Halloween: Zombie Apocalypse Averted?

Ghostly Rally:

Markets rallied again late last week with the S&P500 rallying 4.0% to cut its YTD losses to -18.7% amid a mixed set of earnings results.

Industrials, consumer staples, and financials led the week, while telecom (heavily weighted to META) was the lone negative group. Treasury yields tanked 21 bps last week.

We’re in the heart of earnings now. There were some dogs last week (Amazon had disappointing Q4 guidance and Meta sunk into a metaverse illusion), but investors responded positively to Apple and Intel results. With almost of the S&P 500 now reporting, 71% have topped earnings estimates (Bloomberg data) and 56% have beaten on sales.

  • These are both in-line with longer-run data. Bottoms-up estimates compiled by Refinitiv, consensus S&P 500 earnings growth for 2022 Q3 has been clipped to 3% y/y from 11.1% y/y in July (and that’s despite a strong upgrade in the energy sector). Excluding energy, earnings growth is now tracking at -3.5% y/y. The strong dollar is hurting multinational earnings.

Skeleton mannequin in clothes

Wheat futures prices are up more than 5% after Russia said it would suspend participation in the Ukraine grain deal, threatening to reverse the recent decline in global food costs.
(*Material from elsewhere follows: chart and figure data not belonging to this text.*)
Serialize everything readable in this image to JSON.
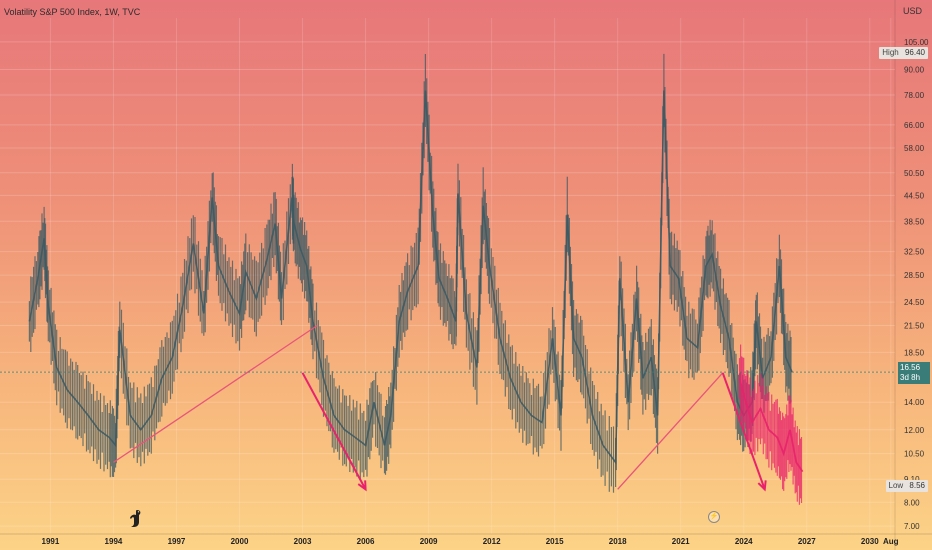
{
  "header": {
    "title": "Volatility S&P 500 Index, 1W, TVC",
    "currency": "USD"
  },
  "price_tags": {
    "high": {
      "name": "High",
      "value": "96.40"
    },
    "low": {
      "name": "Low",
      "value": "8.56"
    },
    "last": {
      "value": "16.56",
      "countdown": "3d 8h"
    }
  },
  "colors": {
    "candles": "#3d5a63",
    "projection": "#e8236c",
    "trendline": "#e8557a",
    "last_tag": "#3a7d78"
  },
  "chart_data": {
    "type": "line",
    "title": "Volatility S&P 500 Index, 1W, TVC",
    "xlabel": "",
    "ylabel": "",
    "y_scale": "log",
    "ylim": [
      6.7,
      120
    ],
    "xlim": [
      1988.6,
      2031.2
    ],
    "x_ticks": [
      "1991",
      "1994",
      "1997",
      "2000",
      "2003",
      "2006",
      "2009",
      "2012",
      "2015",
      "2018",
      "2021",
      "2024",
      "2027",
      "2030",
      "Aug"
    ],
    "y_ticks": [
      "105.00",
      "90.00",
      "78.00",
      "66.00",
      "58.00",
      "50.50",
      "44.50",
      "38.50",
      "32.50",
      "28.50",
      "24.50",
      "21.50",
      "18.50",
      "16.56",
      "14.00",
      "12.00",
      "10.50",
      "9.10",
      "8.00",
      "7.00"
    ],
    "series": [
      {
        "role": "weekly-vix",
        "x": [
          1990.0,
          1990.4,
          1990.7,
          1990.9,
          1991.3,
          1991.8,
          1992.3,
          1992.8,
          1993.3,
          1993.8,
          1994.1,
          1994.3,
          1994.8,
          1995.3,
          1995.8,
          1996.3,
          1996.8,
          1997.3,
          1997.8,
          1998.3,
          1998.7,
          1999.0,
          1999.5,
          2000.0,
          2000.3,
          2000.8,
          2001.3,
          2001.7,
          2002.0,
          2002.5,
          2002.6,
          2002.9,
          2003.2,
          2003.5,
          2004.0,
          2004.5,
          2005.0,
          2005.5,
          2006.0,
          2006.4,
          2006.9,
          2007.2,
          2007.6,
          2008.0,
          2008.5,
          2008.85,
          2009.2,
          2009.5,
          2009.9,
          2010.3,
          2010.4,
          2010.8,
          2011.3,
          2011.6,
          2011.9,
          2012.4,
          2012.9,
          2013.4,
          2013.9,
          2014.4,
          2014.9,
          2015.3,
          2015.6,
          2015.9,
          2016.3,
          2016.8,
          2017.3,
          2017.9,
          2018.1,
          2018.5,
          2018.9,
          2019.2,
          2019.6,
          2019.9,
          2020.2,
          2020.5,
          2020.9,
          2021.3,
          2021.8,
          2022.2,
          2022.5,
          2022.9,
          2023.3,
          2023.7,
          2024.0,
          2024.4,
          2024.6,
          2024.9,
          2025.3,
          2025.7,
          2026.0,
          2026.3
        ],
        "values": [
          22,
          28,
          35,
          24,
          17,
          15,
          14,
          13,
          12,
          11.5,
          11,
          21,
          13,
          12,
          13,
          16,
          18,
          24,
          34,
          23,
          44,
          30,
          26,
          23,
          29,
          25,
          31,
          38,
          25,
          44,
          38,
          33,
          30,
          22,
          16,
          13,
          12,
          11.5,
          11,
          14,
          11,
          13,
          22,
          26,
          30,
          80,
          40,
          28,
          25,
          22,
          45,
          23,
          17,
          42,
          30,
          20,
          16,
          14,
          13,
          12.5,
          20,
          13,
          40,
          20,
          18,
          13,
          11,
          10,
          28,
          14,
          25,
          16,
          18,
          13,
          80,
          30,
          28,
          20,
          19,
          30,
          32,
          24,
          20,
          14,
          13,
          14,
          22,
          16,
          18,
          30,
          18,
          16.56
        ]
      },
      {
        "role": "projection",
        "x": [
          2023.8,
          2024.1,
          2024.4,
          2024.8,
          2025.2,
          2025.6,
          2025.9,
          2026.2,
          2026.5,
          2026.8
        ],
        "values": [
          16,
          14,
          12.5,
          13.5,
          12,
          11.5,
          10.5,
          12,
          10,
          9.5
        ]
      }
    ],
    "annotations": [
      {
        "type": "trendline",
        "x": [
          1994.0,
          2003.7
        ],
        "values": [
          10.0,
          21.5
        ]
      },
      {
        "type": "arrow",
        "x": [
          2003.0,
          2006.0
        ],
        "values": [
          16.5,
          8.6
        ]
      },
      {
        "type": "trendline",
        "x": [
          2018.0,
          2023.0
        ],
        "values": [
          8.6,
          16.5
        ]
      },
      {
        "type": "arrow",
        "x": [
          2023.0,
          2025.0
        ],
        "values": [
          16.5,
          8.6
        ]
      }
    ]
  }
}
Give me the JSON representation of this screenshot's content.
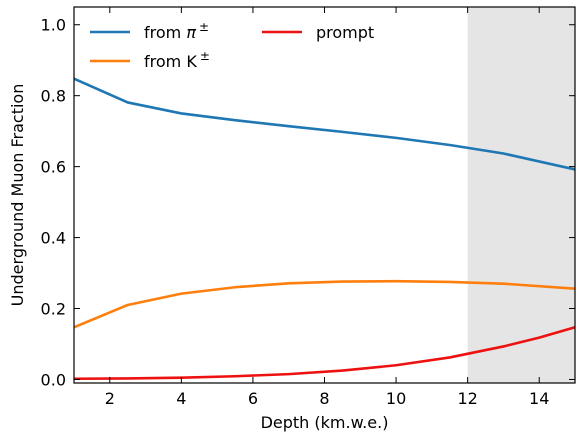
{
  "chart_data": {
    "type": "line",
    "xlabel": "Depth (km.w.e.)",
    "ylabel": "Underground Muon Fraction",
    "xlim": [
      1,
      15
    ],
    "ylim": [
      -0.01,
      1.05
    ],
    "xticks": [
      2,
      4,
      6,
      8,
      10,
      12,
      14
    ],
    "yticks": [
      0.0,
      0.2,
      0.4,
      0.6,
      0.8,
      1.0
    ],
    "xtick_labels": [
      "2",
      "4",
      "6",
      "8",
      "10",
      "12",
      "14"
    ],
    "ytick_labels": [
      "0.0",
      "0.2",
      "0.4",
      "0.6",
      "0.8",
      "1.0"
    ],
    "grid": false,
    "legend_placement": "top-left, two columns",
    "shaded_region": {
      "x_start": 12,
      "x_end": 15,
      "color": "#e5e5e5"
    },
    "series": [
      {
        "name": "from π±",
        "legend_main": "from ",
        "legend_symbol": "π",
        "legend_sup": "±",
        "color": "#1f77b4",
        "x": [
          1.0,
          2.5,
          4.0,
          5.5,
          7.0,
          8.5,
          10.0,
          11.5,
          13.0,
          15.0
        ],
        "values": [
          0.848,
          0.781,
          0.75,
          0.731,
          0.714,
          0.698,
          0.681,
          0.661,
          0.637,
          0.592
        ]
      },
      {
        "name": "from K±",
        "legend_main": "from K",
        "legend_symbol": "",
        "legend_sup": "±",
        "color": "#ff7f0e",
        "x": [
          1.0,
          2.5,
          4.0,
          5.5,
          7.0,
          8.5,
          10.0,
          11.5,
          13.0,
          15.0
        ],
        "values": [
          0.147,
          0.21,
          0.242,
          0.26,
          0.271,
          0.276,
          0.277,
          0.275,
          0.27,
          0.256
        ]
      },
      {
        "name": "prompt",
        "legend_main": "prompt",
        "legend_symbol": "",
        "legend_sup": "",
        "color": "#ee1111",
        "x": [
          1.0,
          2.5,
          4.0,
          5.5,
          7.0,
          8.5,
          10.0,
          11.5,
          13.0,
          14.0,
          15.0
        ],
        "values": [
          0.002,
          0.003,
          0.005,
          0.009,
          0.015,
          0.025,
          0.04,
          0.062,
          0.093,
          0.118,
          0.147
        ]
      }
    ]
  }
}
On Wednesday, the FOMC is expected to raise its policy target rate by 75 bps for a fourth straight meeting to a range of 3.75%-to-4.0%, and to signal the need for further rate hikes due to high inflation and a tight labor market. Investors will be eying the press statement and Powell’s press conference for hints of a shift toward smaller rate increases at future meetings.

Historically, positive seasonality begins shortly with about half of companies having now exited their repurchase blackout windows however the pace of buyback executions has slowed considerably.